In Pakistan in July 2004, anniversary celebrations were held for the first summiteers of K2 – the world’s second-highest mountain and, with its severe glacial terrain, arguably the deadliest. The government invited hundreds to honour Italian alpinist Ardito Desio and members of his 1954 expedition. But one group did not receive invitations: the mountain porters who accompanied them – the local men who carried the trekkers’ saman (food and goods), provided knowledge of dangerous regions and were crucial to the expedition’s success.
As well, during those July celebrations, six porters died while accompanying tourists on treks of K2. The sheer number of hikers and climbers that summer meant inexperienced local men were offered double wages to carry loads, and, with only minimal government regulations on portering, they accepted. The result? Five drowned while taking a shortcut across a glacial stream; another fell, unroped, into a crevasse. Two of the men’s bodies were left on a rock in the Braldu River because authorities would not pay to recover them.
This indifferent attitude led Ken MacDonald, a professor of geography at U of T Scarborough, to start Khurpa Care: an organization that educates trekkers about the injustices porters face, and also teaches porters about medical concerns, such as high-altitude sickness, and their rights as labourers. MacDonald has spent almost 20 years off and on in Pakistan, many of them in academic study of the plight of porters. As a master’s student pursuing glaciological fieldwork in the late 1980s, he lived in villages in the Karakoram Mountains of northern Pakistan, and observed the disparity between the porters’ conditions and those of the trekkers. After completing his PhD, he began investigating the political economy of labour relations in mountaineering and high-altitude trekking.
The average North American likely wouldn’t consider scaling an inch of the 28,250-foot glacial mountain without four-season tents, Gore-Tex jackets, proper trekking boots and a variety of other mountain equipment. But porters are often outfitted in cheap rubber shoes, polyester sweaters, used jackets and small plastic sheets that serve as raincoats. At night (in temperatures that plummet to –25 C) up to a dozen porters sleep under a single tarp. They are sometimes required to carry boxes of supplies weighing up to 35 kilograms on wooden frames strapped to their backs with ropes. If porters are struck with high-altitude sickness, some guides will force them to continue the trek under threat of lost wages. The poor working conditions lead to serious health problems for porters, including respiratory infections, neurological damage and arthritis. Deaths occur regularly.
The main reason for this abuse is the rise of the “middleman,” or subcontractor, within the travel industry, says MacDonald. Fifty years ago, mountaineers and trekkers would hire porters upon reaching Karakoram; now they often book their trips through a North American company, which subcontracts labour arrangements to a Pakistani firm. Many of these brokers in both North America and Pakistan have the sole aim of producing profit – resulting in what MacDonald calls “outdoor sweatshops” for porters. “In many ways, it’s a fascinating structure of ignorance. A lot of these North American firms do no monitoring whatsoever,” he says. “They’re basically using structures of labour that we would put people in jail for here if they contributed to labour deaths the way that these companies are contributing to labour deaths.”

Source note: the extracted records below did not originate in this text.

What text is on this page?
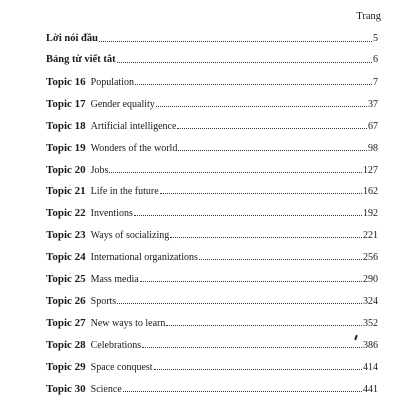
Trang
Lời nói đầu	5
Bảng từ viết tắt	6
Topic 16 Population	7
Topic 17 Gender equality	37
Topic 18 Artificial intelligence	67
Topic 19 Wonders of the world	98
Topic 20 Jobs	127
Topic 21 Life in the future	162
Topic 22 Inventions	192
Topic 23 Ways of socializing	221
Topic 24 International organizations	256
Topic 25 Mass media	290
Topic 26 Sports	324
Topic 27 New ways to learn	352
Topic 28 Celebrations	386
Topic 29 Space conquest	414
Topic 30 Science	441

Travellers also reinforce the unequal treatment of porters because they may view them as “other” or the differences as “natural,” says MacDonald. This perspective has its roots in colonialism, he says, citing the writings of a French mountaineer who climbed K2 in 1938: “Their misery was terrible to behold, but they did not appear to feel this in the slightest. It seemed to fit them naturally, as naturally as the rags in which they were clothed.” MacDonald then quotes a British mountaineer he interviewed in Karakoram in 2001: “I think it’s fair to say that they are different. That they are better able, for whatever reason, physically or mentally, to handle pain than we are. They are able to cross 6,000-metre mountain passes in flip-flops when we wouldn’t even think of trying.”
“When they’re saying they’re physically different or mentally different, they’re attempting to say, ‘They’re tougher, we’re weaker, they don’t need the protection we need’ – which is nonsense,” says MacDonald.

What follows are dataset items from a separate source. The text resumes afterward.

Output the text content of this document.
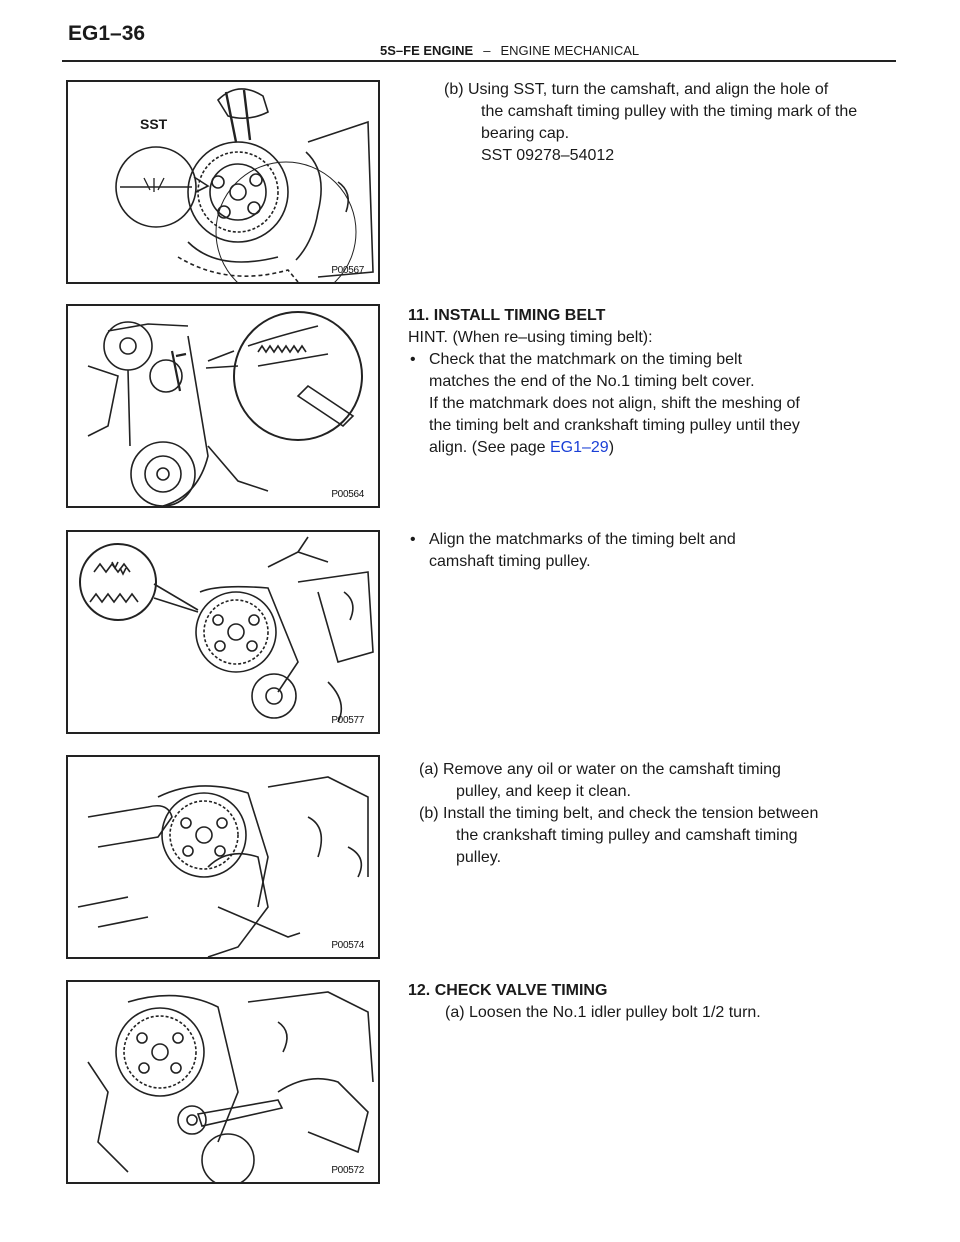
EG1–36
5S–FE ENGINE – ENGINE MECHANICAL
SST
P00567
(b) Using SST, turn the camshaft, and align the hole of
the camshaft timing pulley with the timing mark of the
bearing cap.
SST 09278–54012
P00564
11. INSTALL TIMING BELT
HINT. (When re–using timing belt):
• Check that the matchmark on the timing belt
matches the end of the No.1 timing belt cover.
If the matchmark does not align, shift the meshing of
the timing belt and crankshaft timing pulley until they
align. (See page EG1–29)
P00577
• Align the matchmarks of the timing belt and
camshaft timing pulley.
P00574
(a) Remove any oil or water on the camshaft timing
pulley, and keep it clean.
(b) Install the timing belt, and check the tension between
the crankshaft timing pulley and camshaft timing
pulley.
P00572
12. CHECK VALVE TIMING
(a) Loosen the No.1 idler pulley bolt 1/2 turn.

In order to put a stop to the exploitation of porters, mountaineers and trekkers need to ensure the porters have adequate equipment and food before the trip begins, and oversee the guides to ensure that the porters receive full payment, says MacDonald. If porters come down with high-altitude sickness, trekkers need to see that these men get paid regardless. “You are the ultimate employer, even though you’re giving money to a company who is arranging things,” says MacDonald.
He adds: “This has to be emphasized: nobody wants [portering] to stop. There is a lot of promise in this form of tourism and the economic benefits it could provide. But what people at the low end of the scale want is more equitable distribution of the benefits – and that’s not what’s happening now.”